What awaits new LSK leadership as Odhiambo takes oath of office

Faith Odhiambo takes the oath of office at Nakuru Sports Club on March 22, 2024. [Julius Chepkwony, Standard]

A delighted Faith Odhiambo took oath of office on Friday at Nakuru Sports Club ground amid cheers from fellow lawyers.

Ms Odhiambo becomes the 51st Law Society of Kenya President and the second female president after Raychelle Omamo, who served from 2001 to 2003.

Some lawyers witnessed the swearing-in via Zoom while others attended physically. The LSK also held its annual general meeting in Nakuru, the first to be held outside Nairobi.

Ms Odhiambo takes over from Erick Theuri who served for two years between 2022 and 2024. She said she was aware of the task ahead and urged lawyers to reunite. “Elections are over and it’s time we come back together as one Law Society of Kenya,” she said.

She noted that many challenges are coming up, with debate on the housing levy just one of them.

Over-taxation she notes is another issue affecting Kenyans at all levels.

She noted that advocates are fighting for practising space even as doctors take to the streets for better terms and dignity. “The same challenges are being witnessed in the legal and teaching professions. As a nation, many things are happening and arising,” she said.

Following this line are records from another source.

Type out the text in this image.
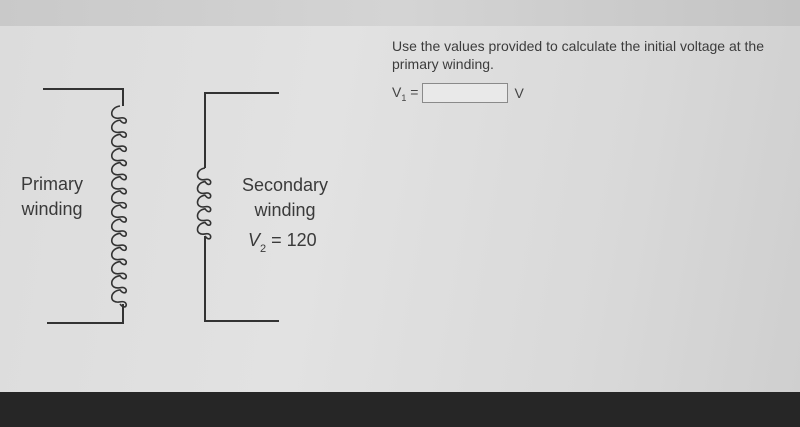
Primary
winding
Secondary
winding
$V_2 = 120$
Use the values provided to calculate the initial voltage at the primary winding.
$V_1$ =	V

She urged lawyers to work hard and fight to uphold the rule of law and ensure the courts and the Judiciary are respected. She said the Judiciary must remain independent and not fall to the whims of the Executive.

“We also remind Parliament of its responsibility. They are an independent arm of the government and should not sing to the tune of the Executive. The three arms can work together but have to be independent and serve Kenyans,” she said.

During the AGM, lawyers raised concerns with the Ardhisasa adding that it should be audited. They said there is need to know who is transacting behind the system and that it is moving. 

“These are the concerns that as LSK we must ensure we hold the government into account even as they strive to devolve the system, we ask if is it a system that can be upheld. Also, the question of obedience to court orders was raised,” said Odhiambo.

LSK Vice-President Mwaura Kabata said the promise for a sustained society that will eventually transcend to assisting Kenyans is what they intend to achieve.

Mr Kabata said they are in a difficult time where courts are being put to the test and increased disobedience of court orders and over-taxation.

“That is an area we want to address and assist the government because we have a statutory mandate,” he said.

He noted that the purpose of LSK is not to oppose the government but to assist it. 

Senior counsel Tom Ojienda said the new LSK officials have a lot at hand.

“The challenge here is to balance leadership to ensure you do not fall into the trap of politics while leading LSK. You must pursue what is right in terms of constitutional violation,” Ojienda said.

He said LSK should help the government in legislation besides the oversight role. He said the new council has a responsibility to guide and criticise the government for the benefit of all people.

Prof Ojienda said the new leadership must not appear to be tilted towards one side as it would risk losing objectivity-they must not be seen to be either Azimio or Kenya Kwanza.

“When government is right say it is, support it, when it is wrong say, and show it the route to follow, help with legislation objectively,” he said.